The textile and clothing industry has consistently contributed more than half of Pakistan’s exports from 2001 to 2010. Yet, investment in the textile sector has shown a rapid decline, adversely impacting on the future prospects of the textile sector.
This regression has been mainly due to the declining production of raw cotton domestically and record high international cotton prices, disclosed the Brief 42 of Global Status of Commercialised Biotech/GM Crops:2010 released by the International Service for the Acquisition of Agri-biotech Applications (ISAAA) on Saturday.
Pakistan was a net cotton exporter in the early nineties but is now a major importer of cotton to meet the growing demand of Pakistan’s domestic cotton based industry.
Over the last five years, Pakistan has been importing three to five million bales of cotton each year which increases the pressure on the national exchequer which further widens the trade deficit. In contrast to the situation in Pakistan, the top three cotton producers in the world, China, India and USA have substantially increased cotton yield over the same period outstripping others including Pakistan in the world cotton market.
For instance, India has doubled its cotton production from 13 million bales in 2001 to 30 million bales in 2010, the report underlined. It is noteworthy that all three lead cotton countries have successfully deployed biotech cotton varieties and hybrids which build resistance to major insect pests and tolerance to herbicides thus benefiting from cost effective and efficient management of insect pest and weed control.
It is also pertinent to mention that the All Pakistan Textile Mills Association (APTMA) estimated that the textile industry’s raw cotton requirements would be 20.1 million bales by 2015 comprising 66 percent of medium staple, 26 percent long staple and eight percent of extra long staple cotton.

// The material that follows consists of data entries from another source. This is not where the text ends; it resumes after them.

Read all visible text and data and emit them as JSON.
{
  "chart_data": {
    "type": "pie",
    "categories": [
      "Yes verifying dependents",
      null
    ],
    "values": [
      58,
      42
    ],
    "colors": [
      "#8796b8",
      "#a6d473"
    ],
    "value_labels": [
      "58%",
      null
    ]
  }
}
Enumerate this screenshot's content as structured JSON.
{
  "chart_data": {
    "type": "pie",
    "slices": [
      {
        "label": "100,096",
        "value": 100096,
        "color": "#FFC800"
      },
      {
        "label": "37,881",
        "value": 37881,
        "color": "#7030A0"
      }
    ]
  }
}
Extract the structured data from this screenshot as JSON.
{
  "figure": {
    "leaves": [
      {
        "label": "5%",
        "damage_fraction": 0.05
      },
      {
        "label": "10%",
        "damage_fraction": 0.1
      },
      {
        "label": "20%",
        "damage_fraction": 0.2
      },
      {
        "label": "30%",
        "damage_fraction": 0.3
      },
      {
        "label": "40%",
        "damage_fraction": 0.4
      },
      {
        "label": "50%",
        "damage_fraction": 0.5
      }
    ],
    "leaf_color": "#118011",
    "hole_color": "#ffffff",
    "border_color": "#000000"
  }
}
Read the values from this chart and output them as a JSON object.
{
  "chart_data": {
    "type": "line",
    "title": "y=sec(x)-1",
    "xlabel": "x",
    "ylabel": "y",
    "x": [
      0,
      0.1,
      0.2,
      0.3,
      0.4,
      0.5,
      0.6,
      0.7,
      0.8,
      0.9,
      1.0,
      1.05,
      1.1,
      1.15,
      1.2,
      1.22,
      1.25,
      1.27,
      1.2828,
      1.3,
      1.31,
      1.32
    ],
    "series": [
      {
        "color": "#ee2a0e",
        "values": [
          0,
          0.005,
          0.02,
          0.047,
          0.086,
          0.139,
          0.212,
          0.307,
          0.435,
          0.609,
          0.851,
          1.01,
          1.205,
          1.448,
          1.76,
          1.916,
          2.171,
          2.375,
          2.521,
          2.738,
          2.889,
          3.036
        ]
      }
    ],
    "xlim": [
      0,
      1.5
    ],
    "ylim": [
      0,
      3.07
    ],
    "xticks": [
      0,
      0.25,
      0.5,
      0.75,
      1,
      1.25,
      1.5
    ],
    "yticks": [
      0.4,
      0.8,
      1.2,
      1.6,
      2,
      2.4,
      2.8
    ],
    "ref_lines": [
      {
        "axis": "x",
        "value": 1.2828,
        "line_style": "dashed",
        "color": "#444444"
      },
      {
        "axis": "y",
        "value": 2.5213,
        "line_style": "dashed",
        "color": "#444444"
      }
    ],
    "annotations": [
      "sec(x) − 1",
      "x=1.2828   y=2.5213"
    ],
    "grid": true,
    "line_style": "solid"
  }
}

To meet these needs, ‘Cotton Vision 2015’ of the government concluded that this increased demand would require five percent rise in cotton acreage in Balochistan and in the Khyber Pakhtoonkhwa (KPK), an annual average of five percent increase in yield, introduction of CLCV resistant Bt cotton varieties and hybrids, and a strengthening of research and the capacity of cotton institutes in Pakistan.
In 2005-06, the federal government launched an ambitious plan to enhance cotton production to 20.7 million bales by 2015— a 60 percent increase over 2005-06 production, however actual production has dropped from 14 million bales in 2005/6 to a low of 12 million bales in 2009-10. In 2009-10, cotton remained the second major contributor and accounts for nine percent of the value- added in agriculture and combined with textile industry, it makes up about nine percent of the country’s GDP.
At the national level, the performance of cotton crop is a significant influence on the national GDP growth with a shift in the production of cotton crop exerting a substantially disproportionate effect of two to eight percent on the growth of GDR Cotton which is a multipurpose crop (fiber, oil and animal feed) and the single largest source of raw material for the textile industry in Pakistan which has been the main driver of the national economy for the last 50 years in terms of foreign currency earnings and job creation.
The Economic Survey 2009 stresses that in view of new emerging opportunities the government unveiled a new textiles policy 2009-2014 to boost textile export to $25 billion.